La loi n°66.23 relative à l’organisation de la profession d’avocat est désormais entrée en vigueur après sa publication au Bulletin officiel, marquant l’aboutissement du processus législatif. Cette étape intervient toutefois dans un contexte de forte tension entre le gouvernement et les avocats, dont la mobilisation continue de perturber le fonctionnement des juridictions.
Une réforme désormais officiellement en vigueur
La loi n°66.23 a été publiée au Bulletin officiel après sa promulgation par dahir le 18 août 2026. Elle constitue une réforme majeure du cadre juridique régissant la profession d’avocat au Maroc.

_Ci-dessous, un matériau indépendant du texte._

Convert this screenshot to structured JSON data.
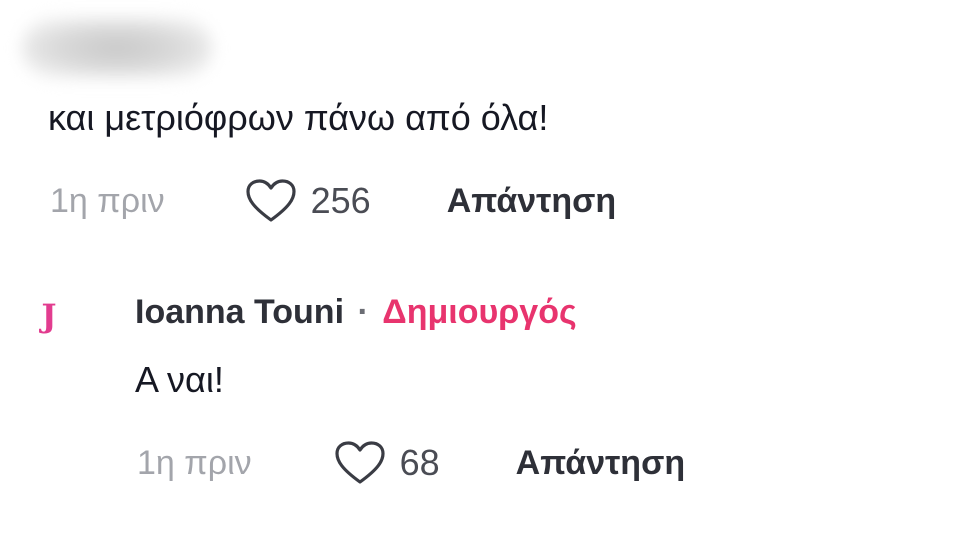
{
  "comments": [
    {
      "text": "και μετριόφρων πάνω από όλα!",
      "time": "1η πριν",
      "likes": "256",
      "reply_label": "Απάντηση"
    },
    {
      "avatar_letter": "J",
      "author": "Ioanna Touni",
      "separator": "·",
      "badge": "Δημιουργός",
      "text": "Α ναι!",
      "time": "1η πριν",
      "likes": "68",
      "reply_label": "Απάντηση"
    }
  ],
  "colors": {
    "creator_badge": "#e8346e",
    "avatar_letter": "#e23c8f",
    "muted_text": "#a3a5ab"
  },
  "icons": {
    "like": "heart-outline-icon"
  }
}
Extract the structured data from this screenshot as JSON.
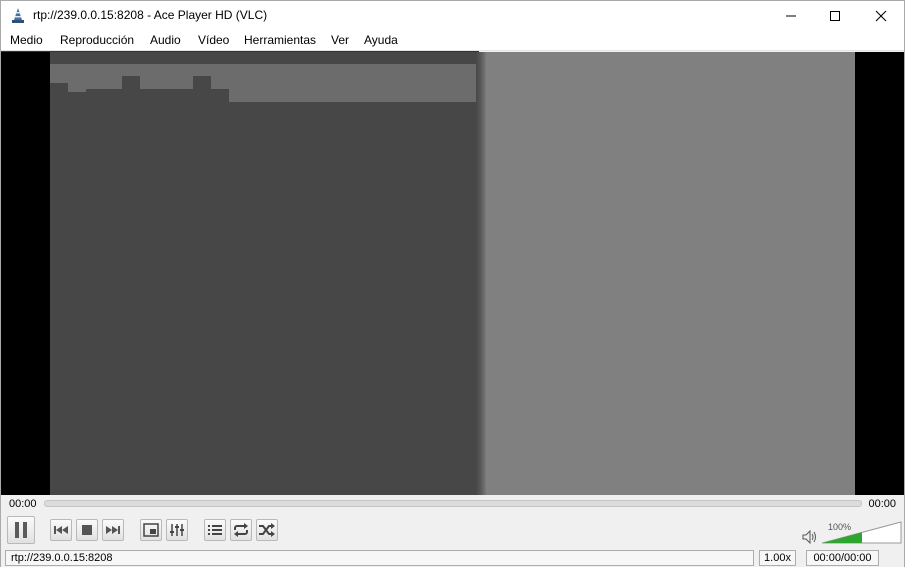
{
  "window": {
    "title": "rtp://239.0.0.15:8208 - Ace Player HD (VLC)"
  },
  "menu": {
    "items": [
      "Medio",
      "Reproducción",
      "Audio",
      "Vídeo",
      "Herramientas",
      "Ver",
      "Ayuda"
    ]
  },
  "seek": {
    "elapsed": "00:00",
    "total": "00:00",
    "position": 0
  },
  "controls": {
    "buttons": [
      "pause-icon",
      "previous-icon",
      "stop-icon",
      "next-icon",
      "fullscreen-icon",
      "extended-settings-icon",
      "playlist-icon",
      "loop-icon",
      "shuffle-icon"
    ]
  },
  "volume": {
    "label": "100%",
    "level": 1.0,
    "fill_color": "#2ea52e"
  },
  "status": {
    "url": "rtp://239.0.0.15:8208",
    "speed": "1.00x",
    "time": "00:00/00:00"
  }
}
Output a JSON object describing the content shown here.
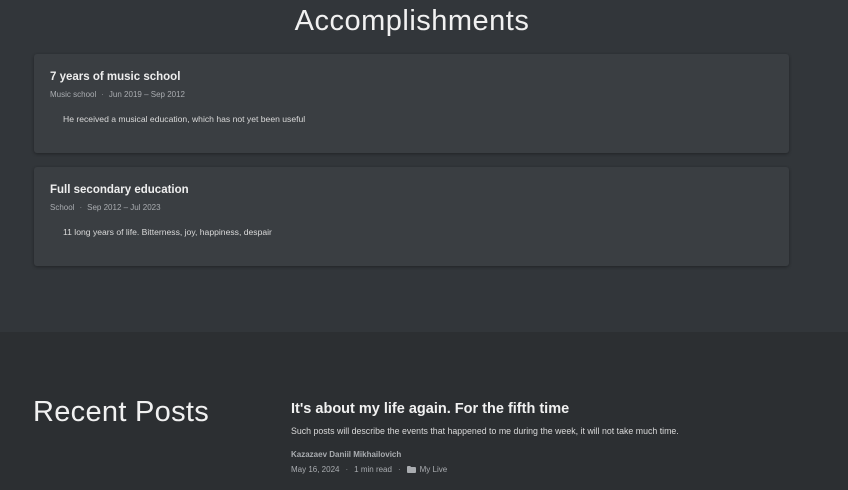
{
  "accomplishments": {
    "title": "Accomplishments",
    "items": [
      {
        "title": "7 years of music school",
        "organization": "Music school",
        "separator": "·",
        "period": "Jun 2019 – Sep 2012",
        "description": "He received a musical education, which has not yet been useful"
      },
      {
        "title": "Full secondary education",
        "organization": "School",
        "separator": "·",
        "period": "Sep 2012 – Jul 2023",
        "description": "11 long years of life. Bitterness, joy, happiness, despair"
      }
    ]
  },
  "recent_posts": {
    "title": "Recent Posts",
    "posts": [
      {
        "title": "It's about my life again. For the fifth time",
        "summary": "Such posts will describe the events that happened to me during the week, it will not take much time.",
        "author": "Kazazaev Daniil Mikhailovich",
        "date": "May 16, 2024",
        "separator": "·",
        "reading_time": "1 min read",
        "category": "My Live",
        "category_icon": "folder-icon"
      }
    ]
  },
  "colors": {
    "background_top": "#32363a",
    "background_bottom": "#2c2f32",
    "card": "#3a3e42",
    "text": "#f1f1f1",
    "muted": "#a9acb0"
  }
}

Le texte prévoit notamment de nouvelles dispositions concernant l’accès à la profession, la formation, la discipline, le maniement des fonds ainsi que l’organisation et les prérogatives de la défense.
Les avocats maintiennent leur contestation
Malgré l’entrée en vigueur de la loi, les avocats continuent de contester plusieurs de ses dispositions. Ils estiment notamment que certaines mesures pourraient porter atteinte à l’indépendance et à l’autonomie de la profession.
Le désaccord a conduit à une suspension généralisée des prestations professionnelles, y compris l’assistance judiciaire, provoquant des perturbations dans plusieurs juridictions.
Cette situation affecte directement les justiciables, notamment les personnes placées en détention préventive dont certaines procédures peuvent être retardées en raison de l’absence de défense.
Les barreaux poursuivent la mobilisation
L’Association des barreaux du Maroc a décidé de maintenir la suspension totale des prestations professionnelles et de l’assistance judiciaire.
Une assemblée extraordinaire est également prévue le 5 septembre à Rabat afin d’examiner les prochaines étapes de la mobilisation et de déterminer la position des barreaux face à l’entrée en vigueur de la nouvelle loi.
Un conflit désormais centré sur l’application de la loi
La publication de la loi 66.23 clôt officiellement son parcours législatif, mais ne met pas fin au conflit qui oppose les avocats aux pouvoirs publics.
Le débat se poursuit désormais autour de son application et de ses conséquences sur l’exercice de la profession et le fonctionnement de la justice.
La poursuite de la mobilisation pourrait ainsi continuer à avoir des répercussions importantes sur les audiences, les justiciables et particulièrement les personnes détenues en attente de procédures judiciaires.